Typically, trees require at least 1000-1500 hours below seven degrees Celsius in the winter in order to blossom normally in spring.

Climate database for European cherries

Bioforsk in Ullensvang is carrying out trials on different varieties of cherries and other fruit species such as apples, pears and plums. Unlike a lot of other fruits, cherries are unique in Norway in that the same cherry varieties can be cultivated here as in other places in the world, including French, Italian, American and Canadian varieties.

This is due to the short development time from blossoming to mature berries. The situation is, for example, the opposite with apples, which has a much longer development time from the blossoming to maturity and therefore requires varieties specifically adapted to Nordic conditions.

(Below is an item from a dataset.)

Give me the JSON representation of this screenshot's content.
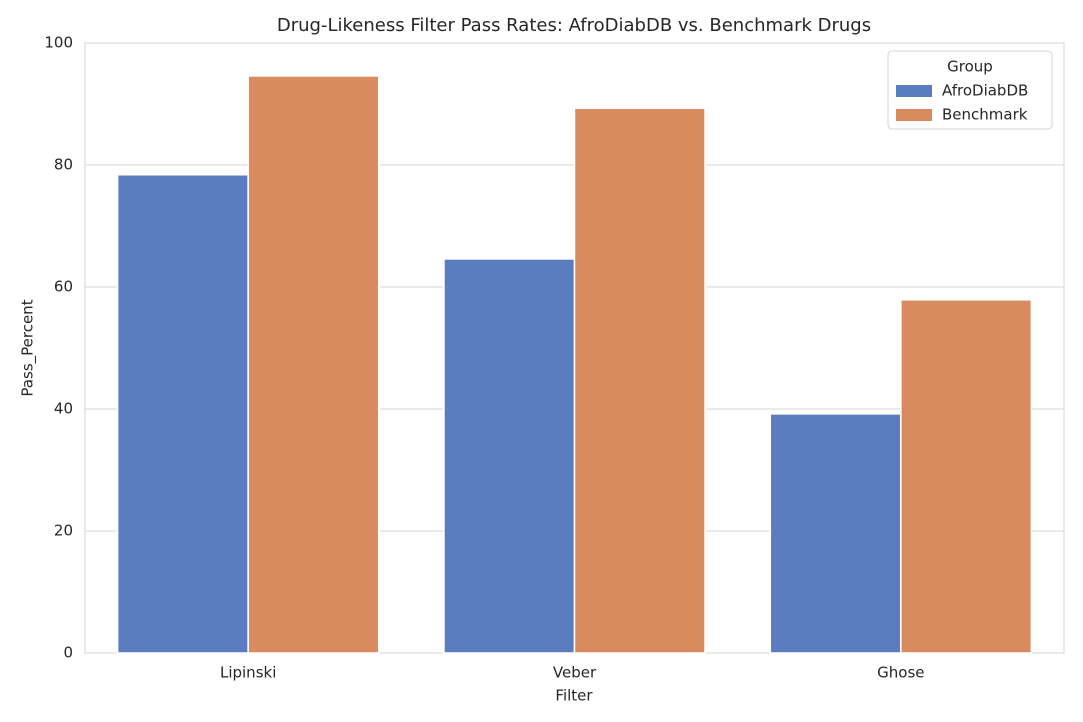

Recently, Meland gathered a delegation of 20 fellow researchers from 12 European countries, to discuss flower development in cherries in Europe.

The researchers shared experiences and began work on a common database for registering the blossoming and development of the same cherry types in various locations in Europe.

The database will also include climate modelling.

“Then we will be able to see, for instance, what impact there could be when the temperature rises with two degrees. It will help us to predict what problems could emerge through early blossoming and what we need to be prepared for,” explains Meland.